A challenge to the concerto form -- in Mozart, a competition of virtuosity, in Beethoven, a political argument, in Schumann, a treatise of shared authorship. Peirce and the other Bostonians, particularly Dewey, had peculiar notions about truth, tending to find it in social agreement in these modern times. (Justice Holmes, a frequent interlocutor of the Boston metaphysicians, held to stronger notions of personal truth. It was that which he himself could not help but think to be true.)
Gierke traces out the history of the German notion of brudderschaft, against the background of natural law and the German corporate and university forms. The notion is that the collective action is qualitatively different from the sum of the private acts. It brings something fundamentally different into the world.
But this would seem to work against the material nature of a concerto, the thing itself. If the concerto's soloist is simply of one mind with the orchestra, you've just added an instrument to the orchestration of a symphony.
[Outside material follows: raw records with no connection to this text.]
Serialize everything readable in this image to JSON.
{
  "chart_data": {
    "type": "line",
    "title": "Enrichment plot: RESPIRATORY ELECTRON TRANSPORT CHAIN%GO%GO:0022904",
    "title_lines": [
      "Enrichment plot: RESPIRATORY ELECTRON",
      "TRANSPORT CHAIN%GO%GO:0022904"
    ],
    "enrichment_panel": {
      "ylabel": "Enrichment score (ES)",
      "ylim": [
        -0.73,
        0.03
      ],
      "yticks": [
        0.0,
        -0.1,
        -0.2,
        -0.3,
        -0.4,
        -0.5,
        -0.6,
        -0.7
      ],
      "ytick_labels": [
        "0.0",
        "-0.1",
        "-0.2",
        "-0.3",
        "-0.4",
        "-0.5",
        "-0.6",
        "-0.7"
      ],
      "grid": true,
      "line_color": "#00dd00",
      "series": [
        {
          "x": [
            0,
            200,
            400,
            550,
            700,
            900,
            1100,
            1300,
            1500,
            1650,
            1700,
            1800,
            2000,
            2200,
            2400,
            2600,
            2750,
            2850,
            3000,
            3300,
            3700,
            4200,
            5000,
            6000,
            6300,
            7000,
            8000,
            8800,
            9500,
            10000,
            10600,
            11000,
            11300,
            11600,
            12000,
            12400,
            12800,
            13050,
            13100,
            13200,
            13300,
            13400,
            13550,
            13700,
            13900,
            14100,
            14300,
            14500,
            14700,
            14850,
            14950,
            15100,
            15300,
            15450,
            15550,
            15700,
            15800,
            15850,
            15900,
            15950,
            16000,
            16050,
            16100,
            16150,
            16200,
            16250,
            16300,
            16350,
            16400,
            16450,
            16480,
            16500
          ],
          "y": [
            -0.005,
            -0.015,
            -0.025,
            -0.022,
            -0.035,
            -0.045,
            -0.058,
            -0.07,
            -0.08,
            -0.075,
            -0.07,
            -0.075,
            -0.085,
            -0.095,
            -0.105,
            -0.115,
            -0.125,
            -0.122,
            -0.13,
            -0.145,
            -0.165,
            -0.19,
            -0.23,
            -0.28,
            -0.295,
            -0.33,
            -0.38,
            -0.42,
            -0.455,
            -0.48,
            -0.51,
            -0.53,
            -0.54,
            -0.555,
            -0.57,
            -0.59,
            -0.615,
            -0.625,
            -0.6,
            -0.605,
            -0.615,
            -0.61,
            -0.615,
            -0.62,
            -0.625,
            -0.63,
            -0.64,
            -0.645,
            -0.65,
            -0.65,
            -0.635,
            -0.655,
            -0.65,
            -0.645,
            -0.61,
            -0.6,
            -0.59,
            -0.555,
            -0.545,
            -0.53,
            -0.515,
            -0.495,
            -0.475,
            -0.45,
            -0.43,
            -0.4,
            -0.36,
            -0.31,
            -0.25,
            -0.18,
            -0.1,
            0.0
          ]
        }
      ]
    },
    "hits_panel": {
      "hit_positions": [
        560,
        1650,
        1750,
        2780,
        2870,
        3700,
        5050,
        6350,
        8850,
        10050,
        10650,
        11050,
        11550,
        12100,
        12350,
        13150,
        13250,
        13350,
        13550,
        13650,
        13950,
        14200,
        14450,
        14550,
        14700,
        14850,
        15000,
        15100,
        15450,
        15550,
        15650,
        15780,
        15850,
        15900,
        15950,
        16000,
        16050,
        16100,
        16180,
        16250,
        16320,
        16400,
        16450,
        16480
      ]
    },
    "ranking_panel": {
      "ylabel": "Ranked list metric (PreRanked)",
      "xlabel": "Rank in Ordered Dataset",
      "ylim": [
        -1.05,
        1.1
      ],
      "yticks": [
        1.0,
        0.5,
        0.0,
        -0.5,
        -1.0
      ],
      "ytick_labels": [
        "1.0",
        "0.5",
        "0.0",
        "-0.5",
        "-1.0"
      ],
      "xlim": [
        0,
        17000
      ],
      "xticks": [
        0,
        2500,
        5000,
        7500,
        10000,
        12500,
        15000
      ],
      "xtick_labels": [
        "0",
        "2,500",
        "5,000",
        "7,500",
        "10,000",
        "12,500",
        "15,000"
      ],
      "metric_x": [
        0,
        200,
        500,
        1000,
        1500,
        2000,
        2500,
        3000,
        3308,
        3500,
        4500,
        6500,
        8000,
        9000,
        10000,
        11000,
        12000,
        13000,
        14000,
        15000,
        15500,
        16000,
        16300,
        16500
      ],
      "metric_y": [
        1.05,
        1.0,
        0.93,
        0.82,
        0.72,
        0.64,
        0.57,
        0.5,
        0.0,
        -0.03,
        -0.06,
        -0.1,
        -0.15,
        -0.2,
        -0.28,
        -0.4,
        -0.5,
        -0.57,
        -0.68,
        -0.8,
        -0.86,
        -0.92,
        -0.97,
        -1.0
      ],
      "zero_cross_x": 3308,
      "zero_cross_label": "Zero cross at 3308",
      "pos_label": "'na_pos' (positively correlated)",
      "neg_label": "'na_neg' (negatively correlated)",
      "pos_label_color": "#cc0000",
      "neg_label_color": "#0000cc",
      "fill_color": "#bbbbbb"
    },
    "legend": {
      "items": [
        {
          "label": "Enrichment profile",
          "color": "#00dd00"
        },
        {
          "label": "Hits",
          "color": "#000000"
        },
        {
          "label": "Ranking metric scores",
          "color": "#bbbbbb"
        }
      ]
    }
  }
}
The basic reality of the concerto is someone standing alone with a notion of virtuosity, or right, or truth, and entering into a dialogue with the voice of the chorus behind him. Drama itself emerges precisely with this individuation -- in Aeschylus, three figures step out of the universe of the chorus, and not only have a more full human existence from this self-definition, but also occasionally turn to speak to the universe that they have their existence from, and against.
But something about modernity counsels against these private truths. Intransigence. The individual is told that these private impulses of truth are ignis fatui, evanescent, illusory. And therefore that they must remain silent.
Which would be an excellent beginning for a concerto, if the soloist was of a different cast of mind.
Now, the Tchaikovsky -- Little Russian. And instead of sound, we begin with song, a solo horn playing a folk melody. It's a bit odd to think that anything you watch over a lobby viewscreen monitor can inspire an authentic individuality, but the meaning of the experience, the choices the creators make, these are still available to you in the abstract, though you're not with them as they enact them. Mechanical reproduction arguably makes the meaning, the moral choices more important, as we only have the ideas -- we are not in the room, participants in the ritual.
The second piece of the night from a composer steeped in the conservatory culture of the East. Contrast the sedate and conversational German concerto. There was a recent novel about the writers' conservatory in Moscow -- Elias Khoury, I think, Albanian. Though the most memorable scenes were on the train that the protagonist used to escape from the city from time to time.
To make a symphony of songs would certainly put you on the wrong side of some 19th c. German intellectuals -- (pace Beethoven, late Mahler, and Second Vienna School generally), since you're shortchanging negative capability. They would think you've missed the point of classical music, and miss the possibility that their certainty about this would undercut their own notions of collective truth. In fairness, if you don't have the sensibility of the composer, and you just hear it as a schmaltzy schein, like the easy charms of Austrian operetta (Gypsy Queen, etc.), then yes, it's a cheap popular entertainment. But the Kindertotenliedser isn't. Song, in the symphonic context, indicates the presence of another soul. (There is a neurological basis for this -- perceiving it as a relic of a human experience, we are drawn into imitation and the ritual.)
As opposed to the intellectual flights of fancy that come from sound, you are confronted with the stark evidence of the other human. Friday's footprint in the sand. This changes the equation completely -- and there's a moral choice involved. The song, the evidence of the human with a moral center, a melody surviving centuries as part of the truth of individual souls, can either lead us to trite schmaltz, or a deeper consideration of the presence of another human soul.
Perhaps a consideration high on the list of truths to be imparted in the conservatories of the East a few generations ago.